English poet 1819–1894

Edward Capern (21 January 1819 – 5 June 1894), was an English poet, best known for The Devonshire Melodist and Wayside Warbles. He built up a strong reputation that persisted particularly in his native Devon.

==Early years==
Capern was born at Tiverton on 21 January 1819. He was baptised at Tiverton Methodist Chapel on 14 February 1819. His father Edward was a baker. From an early age he worked in a lace factory.
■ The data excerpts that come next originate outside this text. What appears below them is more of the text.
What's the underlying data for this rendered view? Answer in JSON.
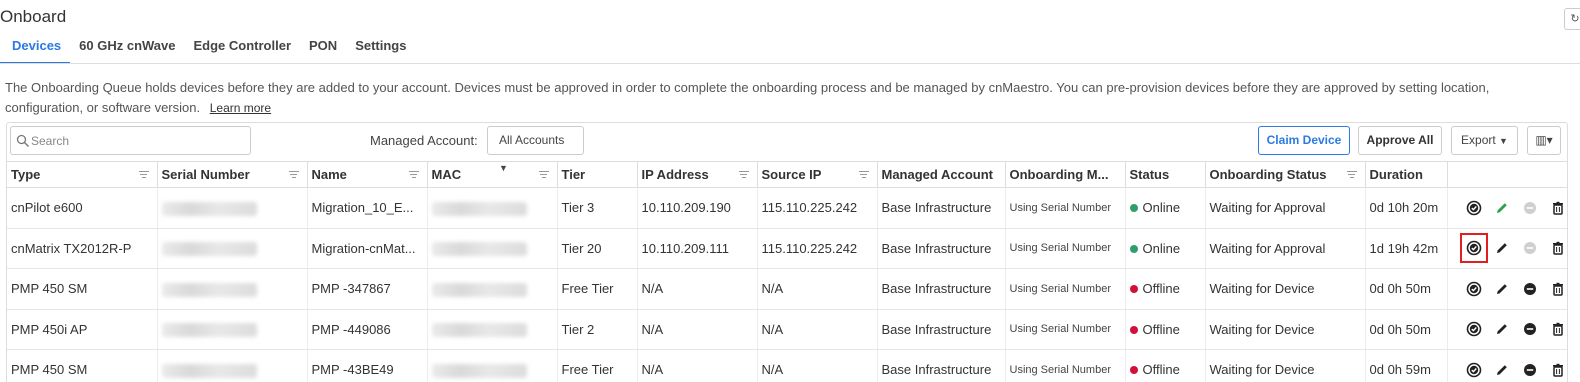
{
  "page": {
    "title": "Onboard"
  },
  "tabs": [
    {
      "label": "Devices",
      "active": true
    },
    {
      "label": "60 GHz cnWave",
      "active": false
    },
    {
      "label": "Edge Controller",
      "active": false
    },
    {
      "label": "PON",
      "active": false
    },
    {
      "label": "Settings",
      "active": false
    }
  ],
  "description": {
    "text": "The Onboarding Queue holds devices before they are added to your account. Devices must be approved in order to complete the onboarding process and be managed by cnMaestro. You can pre-provision devices before they are approved by setting location, configuration, or software version.",
    "learn_more": "Learn more"
  },
  "toolbar": {
    "search_placeholder": "Search",
    "managed_account_label": "Managed Account:",
    "managed_account_value": "All Accounts",
    "claim_label": "Claim Device",
    "approve_all_label": "Approve All",
    "export_label": "Export"
  },
  "table": {
    "headers": [
      "Type",
      "Serial Number",
      "Name",
      "MAC",
      "Tier",
      "IP Address",
      "Source IP",
      "Managed Account",
      "Onboarding M...",
      "Status",
      "Onboarding Status",
      "Duration",
      ""
    ],
    "rows": [
      {
        "type": "cnPilot e600",
        "name": "Migration_10_E...",
        "tier": "Tier 3",
        "ip": "10.110.209.190",
        "source_ip": "115.110.225.242",
        "account": "Base Infrastructure",
        "method": "Using Serial Number",
        "status": "Online",
        "onboarding_status": "Waiting for Approval",
        "duration": "0d 10h 20m"
      },
      {
        "type": "cnMatrix TX2012R-P",
        "name": "Migration-cnMat...",
        "tier": "Tier 20",
        "ip": "10.110.209.111",
        "source_ip": "115.110.225.242",
        "account": "Base Infrastructure",
        "method": "Using Serial Number",
        "status": "Online",
        "onboarding_status": "Waiting for Approval",
        "duration": "1d 19h 42m"
      },
      {
        "type": "PMP 450 SM",
        "name": "PMP -347867",
        "tier": "Free Tier",
        "ip": "N/A",
        "source_ip": "N/A",
        "account": "Base Infrastructure",
        "method": "Using Serial Number",
        "status": "Offline",
        "onboarding_status": "Waiting for Device",
        "duration": "0d 0h 50m"
      },
      {
        "type": "PMP 450i AP",
        "name": "PMP -449086",
        "tier": "Tier 2",
        "ip": "N/A",
        "source_ip": "N/A",
        "account": "Base Infrastructure",
        "method": "Using Serial Number",
        "status": "Offline",
        "onboarding_status": "Waiting for Device",
        "duration": "0d 0h 50m"
      },
      {
        "type": "PMP 450 SM",
        "name": "PMP -43BE49",
        "tier": "Free Tier",
        "ip": "N/A",
        "source_ip": "N/A",
        "account": "Base Infrastructure",
        "method": "Using Serial Number",
        "status": "Offline",
        "onboarding_status": "Waiting for Device",
        "duration": "0d 0h 59m"
      }
    ]
  },
  "colors": {
    "accent": "#2a7ae2",
    "online": "#2e9e6b",
    "offline": "#d0103a",
    "highlight": "#e02020"
  },
  "icons": [
    "search-icon",
    "approve-icon",
    "edit-icon",
    "remove-icon",
    "delete-icon",
    "caret-down-icon",
    "columns-icon",
    "filter-icon",
    "refresh-icon"
  ]
}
His failing eyesight forced him to abandon this occupation in 1847 and he was in dire distress until in 1848 he secured appointment with the Post Office on a wage of 10s. 6d a week as a letter-carrier. His first route was between Bideford and Appledore, later between Bideford and Westleigh. His job required him to make a return trip between the two towns with a wait for two hours, to allow time for people to reply to letters he had just delivered (there were no post-boxes at that time). He used this time for his writings. Capern became known as "the Rural Postman of Bideford".

==Poetry==
Capern began to write verse for the "Poet's Corner" of the North Devon Journal. His occasional poems soon struck popular fancy and were in great request at county gatherings. In 1856, William Frederick Rock of Barnstaple procured him a body of subscribers. Collected and published by subscription in 1856, it received warm praise from the reviews and from many distinguished people. Poems, by Edward Capern, was followed by Ballads and Songs (1858), The Devonshire Melodist (a collection of the author's songs, some of them to his own music) and Wayside Warbles (1865), and resulted in a civil list pension being granted to him by Lord Palmerston. His later work Sungleams and Shadows was published in 1881.
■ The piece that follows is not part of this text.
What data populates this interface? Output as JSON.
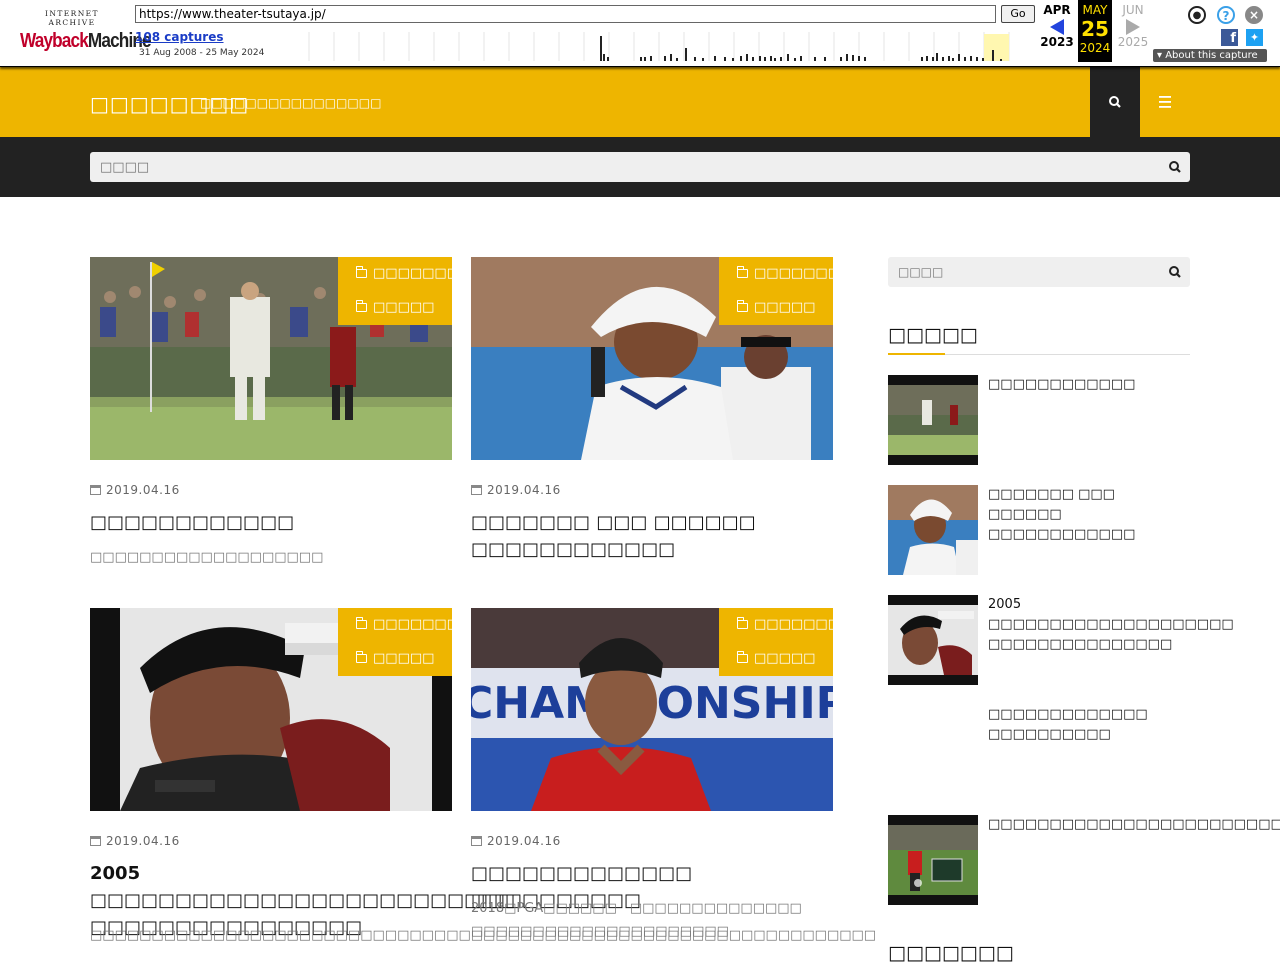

In retirement, in his sixties, Capern and his wife moved to Harborne (near Birmingham) to live closer to their son. During that period, he accompanied Elihu Burritt on walks round Birmingham and the Black Country, which Burritt wrote up as Walks in the Black Country.
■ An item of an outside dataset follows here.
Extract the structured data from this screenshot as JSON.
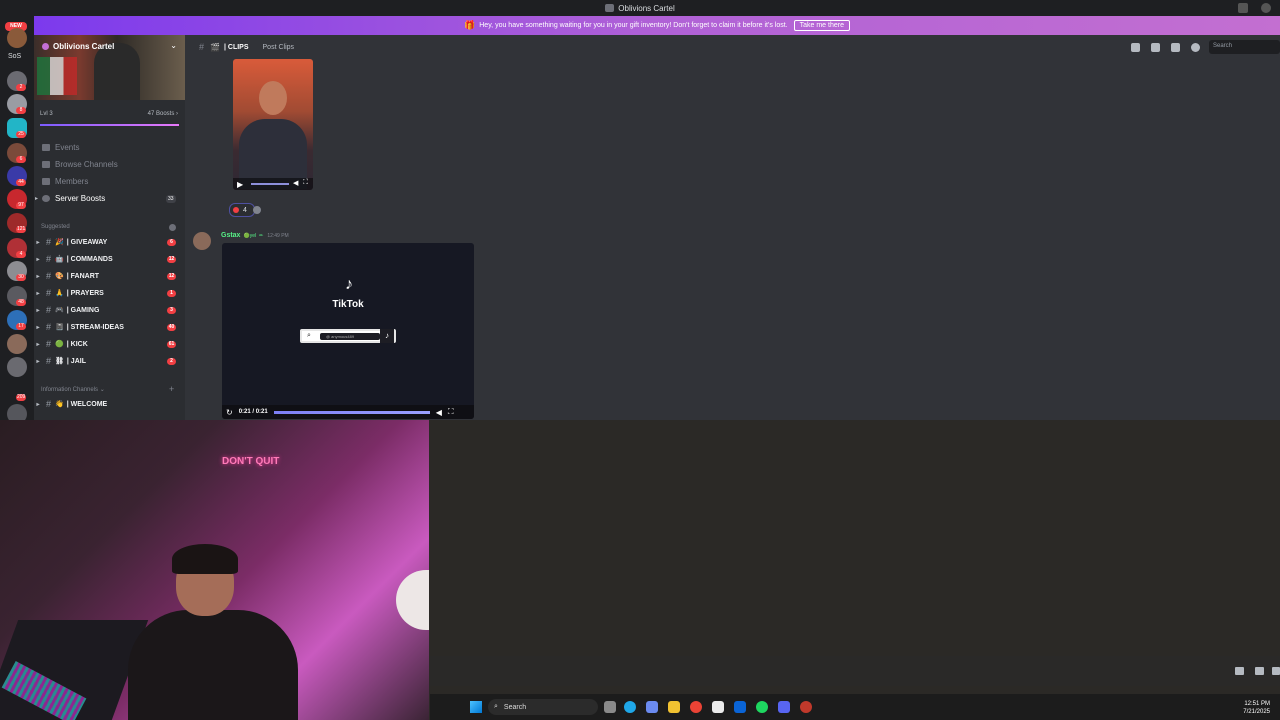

Capern returned to Devonshire about 1884 and settled at Braunton, near Barnstaple, in North Devon. Greatly shocked by his wife's death in February 1894, he died on 4 June the same year and was buried in the churchyard at Heanton, near Braunton.

==Repute==
Capern's local reputation continued after his death. Victor Canning, a thriller and travel writer, noted that Capern's "is better poetry than one would expect from a postman, and if it has a little breathlessness, then it shows how truly the postman who wrote it has worked his own personality into the lines." He added that Capern was known as the "Devonshire Burns".

The Burton at Bideford Museum in Bideford has a permanent exhibition about Capern.